Parents must consider character and decency of proposed spouses and their families and then look at their background.
I am a Muslim-twenty-something, born, educated, and raised in U.S.-with Muslim, Pakistani immigrant parents who are both highly educated. I consider myself a good and decent Muslim person. God and my duties come before everything in my life. I am also extremely close to my family-grandparents, aunts, uncles, and cousins-in Pakistan. I have visited Pakistan with my family almost every other summer of my life, and I still keep in touch with them regularly. In short, I know where my priorities lie, and this is how my parents have raised me.
Now, it is time for me to find a life partner, and my parents only want the best for me. Of course, I understand this. I personally feel that another Muslim, raised in this country, who has similar ideals to me, would understand me best and would be able to relate to similar things and issues I’ve experienced all my life. I also want my spouse to be my friend. My parents, however, seem to have the idea-similar to some other Muslim/South Asian parents in Western countries-that a spouse from their country would be better. Better for whom? Better for me or better for them? Is this preference due to the fact that they feel culture, ethnicity, and religion would be better preserved this way? And why are some more lenient about a girl whether raised in the West or abroad-marrying a guy raised in the West, whereas if you are a guy raised in the West, it is better to marry a girl from” back home”? I not only disagree with this view, but it really hurts my feelings and makes me question whether first generation Muslim kids (male or female) raised in this country are not worthy marriage partners? This is the message many kids in Western countries indirectly receive, and I think it is very unhealthy. It has a powerful effect on their self-esteem and social development, whether people realize this or not.
I personally know many youth of Muslim background in Pakistan/India who know less about Islam than those raised here in the U.S. and have less of a sense of the cultural heritage that I hold so dear. Sometimes it even ‘seems’ that kids over there-aside from their ‘perfect’ upbringing-seem only to be interested in the latest Hindi movie or the latest music video on MTV Asia or the latest clothing to wear to weddings that sometimes last 7 days. Similarly, some of those kids here may ‘seem’ devoid of values or highly ‘Westernized.’
My point is, why shouldn’t every Muslim be given a fair chance and judgments made only after personally getting to know a person and their family? Parents that have immigrated to Western countries should realize that a great part of their child’s identity is indeed Western in nature and that this fact should not be ignored but acknowledged. Ignoring any aspect of identity is akin to ignoring part of that person’s existence. Furthermore, despite popular belief, there are many good things about having a ‘Western’ identity. After all, why else would our parents have come here in the first place?

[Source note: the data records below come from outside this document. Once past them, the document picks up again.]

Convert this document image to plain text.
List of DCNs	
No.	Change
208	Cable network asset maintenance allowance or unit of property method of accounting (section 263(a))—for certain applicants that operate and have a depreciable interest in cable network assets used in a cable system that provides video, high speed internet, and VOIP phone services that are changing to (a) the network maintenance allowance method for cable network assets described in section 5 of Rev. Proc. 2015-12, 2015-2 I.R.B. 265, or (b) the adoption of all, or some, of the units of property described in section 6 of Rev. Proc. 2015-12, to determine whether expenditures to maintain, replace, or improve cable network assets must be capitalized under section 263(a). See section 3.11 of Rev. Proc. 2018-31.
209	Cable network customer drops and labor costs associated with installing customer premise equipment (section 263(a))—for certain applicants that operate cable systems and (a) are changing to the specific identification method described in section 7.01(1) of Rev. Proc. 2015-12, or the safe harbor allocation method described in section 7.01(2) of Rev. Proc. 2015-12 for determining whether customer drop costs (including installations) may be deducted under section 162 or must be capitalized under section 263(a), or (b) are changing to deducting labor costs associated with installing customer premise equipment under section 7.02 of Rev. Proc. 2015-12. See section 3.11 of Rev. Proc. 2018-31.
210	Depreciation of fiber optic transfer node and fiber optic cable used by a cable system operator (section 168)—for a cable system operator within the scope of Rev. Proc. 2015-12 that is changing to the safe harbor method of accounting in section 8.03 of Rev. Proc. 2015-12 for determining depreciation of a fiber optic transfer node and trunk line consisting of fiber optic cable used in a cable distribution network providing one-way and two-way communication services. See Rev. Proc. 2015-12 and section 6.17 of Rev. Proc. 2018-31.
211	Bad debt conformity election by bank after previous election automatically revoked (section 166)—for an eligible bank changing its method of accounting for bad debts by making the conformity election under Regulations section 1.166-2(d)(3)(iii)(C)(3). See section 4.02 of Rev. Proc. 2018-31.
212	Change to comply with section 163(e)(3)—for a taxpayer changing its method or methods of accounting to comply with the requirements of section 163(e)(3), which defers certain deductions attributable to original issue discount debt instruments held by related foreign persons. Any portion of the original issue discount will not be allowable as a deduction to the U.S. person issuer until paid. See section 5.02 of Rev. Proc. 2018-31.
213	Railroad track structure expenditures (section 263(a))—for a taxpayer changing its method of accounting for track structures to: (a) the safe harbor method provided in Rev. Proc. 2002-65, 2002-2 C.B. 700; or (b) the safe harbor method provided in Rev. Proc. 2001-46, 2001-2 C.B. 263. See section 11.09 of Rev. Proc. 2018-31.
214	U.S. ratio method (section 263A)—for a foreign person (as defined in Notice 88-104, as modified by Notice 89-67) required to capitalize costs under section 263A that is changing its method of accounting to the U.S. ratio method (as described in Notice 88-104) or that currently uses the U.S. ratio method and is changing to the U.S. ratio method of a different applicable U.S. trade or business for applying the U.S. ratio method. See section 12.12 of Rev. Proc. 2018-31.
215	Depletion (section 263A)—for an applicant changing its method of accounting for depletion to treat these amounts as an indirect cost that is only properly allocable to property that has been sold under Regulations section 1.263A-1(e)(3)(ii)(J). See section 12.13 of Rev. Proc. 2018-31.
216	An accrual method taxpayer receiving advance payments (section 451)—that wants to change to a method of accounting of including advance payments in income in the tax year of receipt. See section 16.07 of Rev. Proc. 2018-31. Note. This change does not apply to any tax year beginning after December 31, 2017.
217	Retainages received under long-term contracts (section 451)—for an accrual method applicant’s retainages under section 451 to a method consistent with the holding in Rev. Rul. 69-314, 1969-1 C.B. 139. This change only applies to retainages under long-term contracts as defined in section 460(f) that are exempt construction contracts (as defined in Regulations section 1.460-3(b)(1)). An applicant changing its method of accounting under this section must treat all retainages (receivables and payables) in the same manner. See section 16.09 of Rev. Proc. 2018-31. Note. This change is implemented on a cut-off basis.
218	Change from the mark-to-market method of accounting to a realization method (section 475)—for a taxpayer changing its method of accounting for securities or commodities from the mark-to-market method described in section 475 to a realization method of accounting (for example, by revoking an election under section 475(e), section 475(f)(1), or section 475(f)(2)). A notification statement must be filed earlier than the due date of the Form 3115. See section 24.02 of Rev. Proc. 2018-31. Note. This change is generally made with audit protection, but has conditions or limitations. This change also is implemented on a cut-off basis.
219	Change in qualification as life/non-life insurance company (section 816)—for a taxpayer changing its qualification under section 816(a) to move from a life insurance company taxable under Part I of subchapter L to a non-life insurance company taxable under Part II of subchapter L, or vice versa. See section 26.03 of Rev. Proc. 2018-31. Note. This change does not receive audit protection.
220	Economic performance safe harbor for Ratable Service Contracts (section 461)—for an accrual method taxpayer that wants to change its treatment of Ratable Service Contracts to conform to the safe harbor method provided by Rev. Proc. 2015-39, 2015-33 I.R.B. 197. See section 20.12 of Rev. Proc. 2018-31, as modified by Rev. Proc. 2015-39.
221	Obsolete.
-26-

I wish that parents would really listen-I don’t mean hear, I mean truly listen and engage-to what their kids want instead of assuming that they know what is best for them. I wish parents would go to their kids, discuss with them, respect their opinions, and ask what would make their kids comfortable. With this critical dialogue, both sides can express their views. After all, it is the rest of one’s life we are talking about here.
Sometimes, though, the problem can become worse at this point because it can be hard to have a ‘real’ discussion with parents, and kids may say random things just to make their parents happy and not disappoint them. For me, it is hard to approach my parents with these sensitive issues as I don’t want them to ever think that I am implying bad judgment on their part. I do not want to offend them or ever make them feel that they are bad parents. So what to do?
Ideally, I would love to marry another Muslim raised in the U.S. Other than the criteria of being a Muslim, I just wish that parents would first look at the character and decency of another human being and their families and then look at their back-ground-culture, language, likes, class, and career. I feel that when I raise these issues I am speaking for many other young people in my situation.